Nous y allions en après-midi, lorsque la température se montrait favorable. Nous partions ordinairement en groupe mais, ce jour-là, je me suis retrouvée seulement en compagnie de ma jeune cousine.

Après quelques saucettes dans cette bonne eau cristalline, cela devint un peu fastidieux pour nous deux.

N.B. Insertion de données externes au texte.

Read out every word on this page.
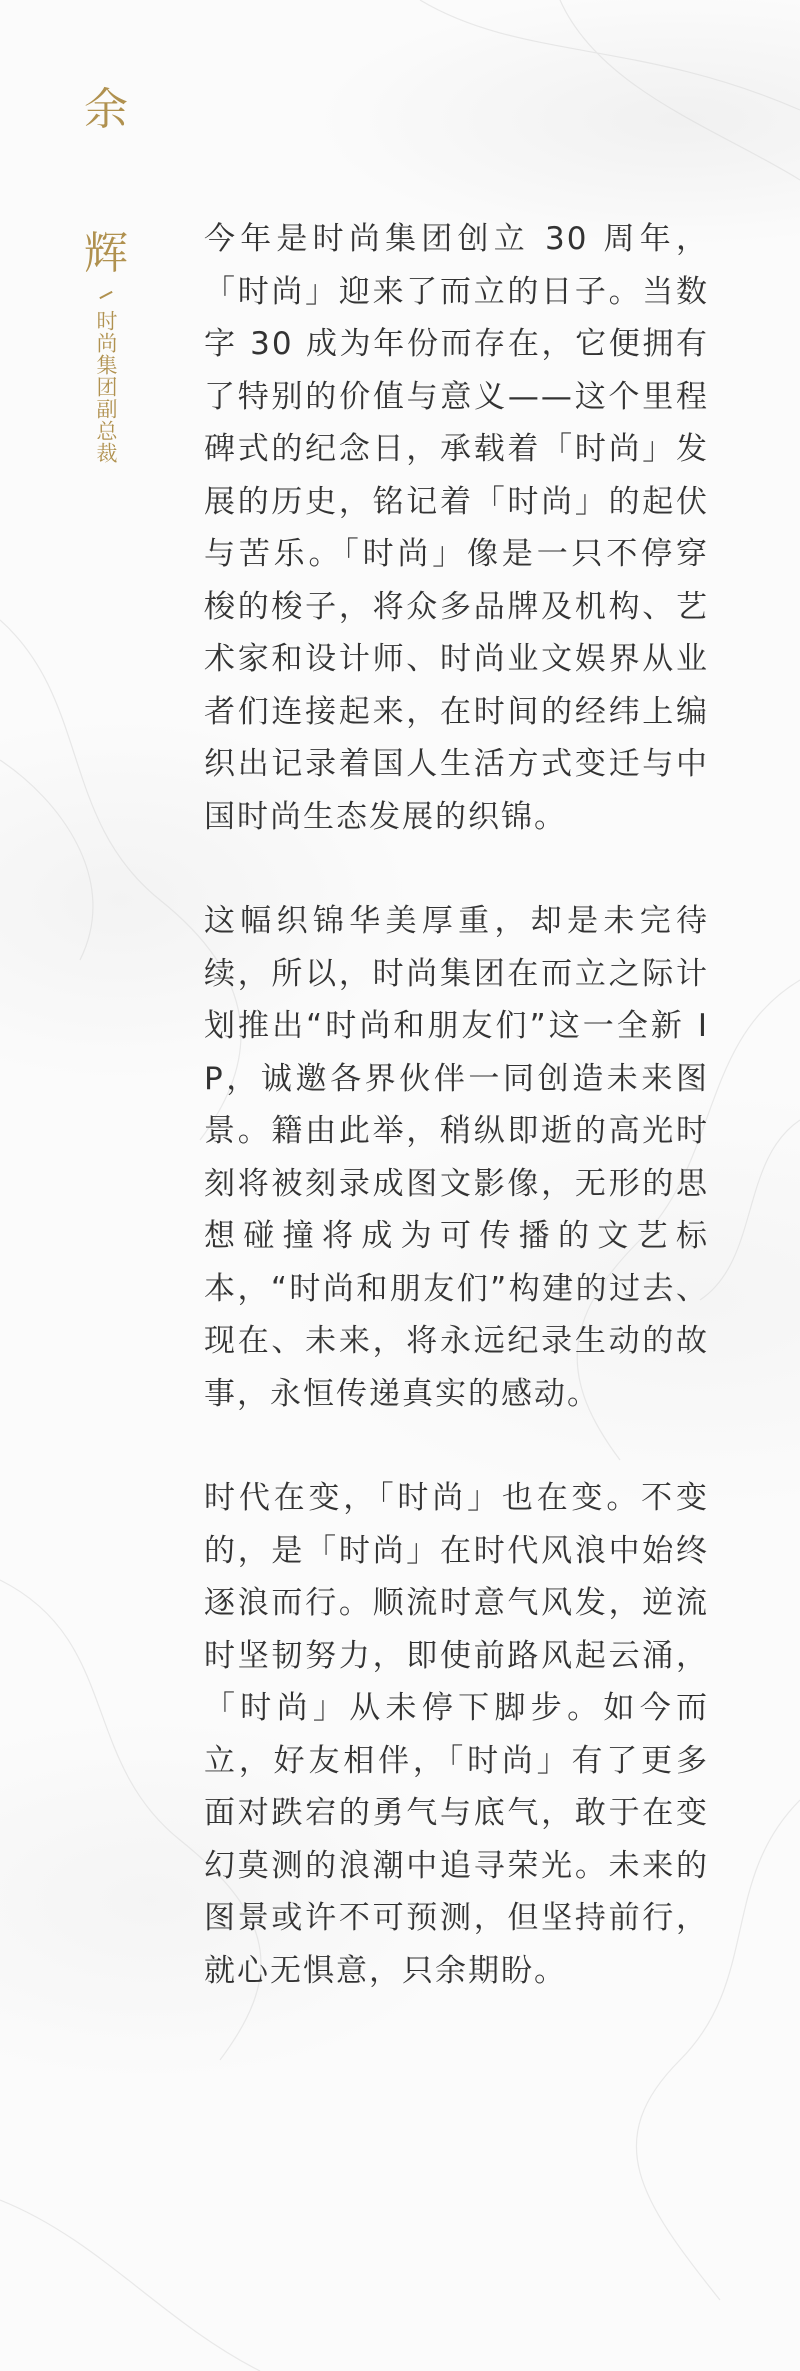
余
辉
时尚集团副总裁

今年是时尚集团创立 30 周年，「时尚」迎来了而立的日子。当数字 30 成为年份而存在，它便拥有了特别的价值与意义——这个里程碑式的纪念日，承载着「时尚」发展的历史，铭记着「时尚」的起伏与苦乐。「时尚」像是一只不停穿梭的梭子，将众多品牌及机构、艺术家和设计师、时尚业文娱界从业者们连接起来，在时间的经纬上编织出记录着国人生活方式变迁与中国时尚生态发展的织锦。

这幅织锦华美厚重，却是未完待续，所以，时尚集团在而立之际计划推出“时尚和朋友们”这一全新 IP，诚邀各界伙伴一同创造未来图景。籍由此举，稍纵即逝的高光时刻将被刻录成图文影像，无形的思想碰撞将成为可传播的文艺标本，“时尚和朋友们”构建的过去、现在、未来，将永远纪录生动的故事，永恒传递真实的感动。

时代在变，「时尚」也在变。不变的，是「时尚」在时代风浪中始终逐浪而行。顺流时意气风发，逆流时坚韧努力，即使前路风起云涌，「时尚」从未停下脚步。如今而立，好友相伴，「时尚」有了更多面对跌宕的勇气与底气，敢于在变幻莫测的浪潮中追寻荣光。未来的图景或许不可预测，但坚持前行，就心无惧意，只余期盼。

La nature était si belle, que nous n’avons pas hésité bien longtemps avant de nous procurer cette joie de gambader dans les champs et d’y cueillir, patience aidant, quelques délicieux bleuets ; tout en abandonnant bien entendu vêtements et serviettes au bord de la rivière.

À notre retour, vous vous imaginez facilement ce que nous y avons trouvé n’est-ce-pas !

Bien oui, les vaches avaient pris un malin plaisir à ruminer le tout. Comportement connu de ces dames mais, lorsqu’on est jeune, hein !!!

C’est alors en maillot de bain, les mains vides que nous avons regagné la maison à travers champs.

Ce fut un joyeux souvenir, que nous avons gardé toutes les deux, de cette petite aventure d’été.

Celui-ci et tous ces autres souvenirs de notre enfance, sont des vestiges qui demeurent à jamais gravés en nous, tels des marques indélébiles qui ne peuvent s’effacer.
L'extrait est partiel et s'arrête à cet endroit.